The dynamics of the model under consideration has some remarkably distinguished features when compared to the classical Gause type models. Depending upon the parametric restrictions, we find one or two coexistence equilibrium points. It is true that the destabilization of coexistence equilibrium is through Hopf bifurcation, but the magnitudes of the parameters determine whether it is super-critical or subcritical. Interestingly, we find a large amplitude stable periodic solution which originated through a global bifurcation, and saddle node bifurcation of limit cycle is also possible. The large amplitude periodic solution changes to relaxation oscillation for $\epsilon \ll 1$. This phenomena is responsible for the transition of stable coexistence to relaxation oscillation without the canard explosion. This is a new finding in the context of slow–fast dynamical systems. Further, with the help of numerical simulation, we showed the existence of two different types of canard explosion occurring in the system. When the Hopf bifurcation is supercritical, for $\epsilon \ll 1,$ the transition from small amplitude stable Hopf bifurcating cycle to large amplitude relaxation oscillation takes place via a family of canard cycles which are stable. In contrast, the intermediate canard cycles are unstable whenever the Hopf bifurcation is subcritical.

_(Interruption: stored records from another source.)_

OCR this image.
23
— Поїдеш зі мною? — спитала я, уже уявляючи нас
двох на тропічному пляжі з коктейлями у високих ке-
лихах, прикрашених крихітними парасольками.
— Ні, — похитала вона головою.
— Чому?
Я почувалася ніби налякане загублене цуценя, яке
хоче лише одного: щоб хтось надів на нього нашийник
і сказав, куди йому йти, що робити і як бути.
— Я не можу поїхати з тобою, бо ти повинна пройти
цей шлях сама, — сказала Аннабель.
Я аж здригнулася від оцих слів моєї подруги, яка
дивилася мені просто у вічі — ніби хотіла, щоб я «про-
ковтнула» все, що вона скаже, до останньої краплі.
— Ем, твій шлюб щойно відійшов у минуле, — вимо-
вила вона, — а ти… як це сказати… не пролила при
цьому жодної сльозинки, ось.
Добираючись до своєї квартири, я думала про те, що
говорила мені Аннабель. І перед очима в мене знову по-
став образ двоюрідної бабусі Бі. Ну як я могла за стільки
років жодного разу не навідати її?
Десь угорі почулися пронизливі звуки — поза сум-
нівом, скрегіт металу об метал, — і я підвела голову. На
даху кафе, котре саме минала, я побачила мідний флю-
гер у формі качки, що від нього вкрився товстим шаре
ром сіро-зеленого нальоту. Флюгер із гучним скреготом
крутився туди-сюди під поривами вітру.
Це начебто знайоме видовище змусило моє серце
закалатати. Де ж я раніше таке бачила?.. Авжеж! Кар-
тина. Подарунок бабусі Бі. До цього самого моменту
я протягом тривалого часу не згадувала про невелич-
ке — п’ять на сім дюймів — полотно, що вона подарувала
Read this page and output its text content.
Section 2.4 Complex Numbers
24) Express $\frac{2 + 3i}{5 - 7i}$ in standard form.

The effect of multiple time scales is known to be one of the main dynamical mechanisms resulting in the emergence of long transient dynamics [8,12,20]. The long transients are usually associated with the slow phase of the dynamics (cf. Equation (3)) where the system’s dynamical variables (in our case, u and v) closely follow one of the system’s nullclines [2]; in the case of a prey–predator system with a much faster growth rate of prey ($\epsilon \ll 1$), that will be the predator nullcline. Correspondingly, it results in the prey density periodically falling to very small values (as $\left\{\right(u,v\left)\right|u=0,v\ge 0\}$ is a part of the predator nullcline) and remaining at low values for a considerable duration of time before starting growing again (cf. Figure 7 and Figure 9): a long transient dynamic that may give a misleading impression of prey going extinct.

The above may have important ecological implications. Prey density remaining at low values over a considerable time may, in realistic terms (even that in mathematical sense the prey density never becomes exactly zero), be regarded as prey extinction. Note that this happens just as a result of an increase in the time scale ratio, without necessarily changing any other parameters. Thus, rather paradoxically, a sufficiently large increase in the growth rate of prey may lead to prey extinction and the system’s collapse. A more specific ecological interpretation can be given depending on the factor resulting in the prey growth rate increase. In case such an increase occurs as a result of environmental change, the situation is similar to the well known paradox of enrichment: something that is intuitively expected to make a positive effect on the population dynamics would instead result in system destabilization and eventual species extinction. Alternatively, an increase in the prey growth rate may occur as a result of species evolution; in this case, the corresponding change in the system dynamics resulting in the prey extinction can perhaps be termed as an evolutionary suicide.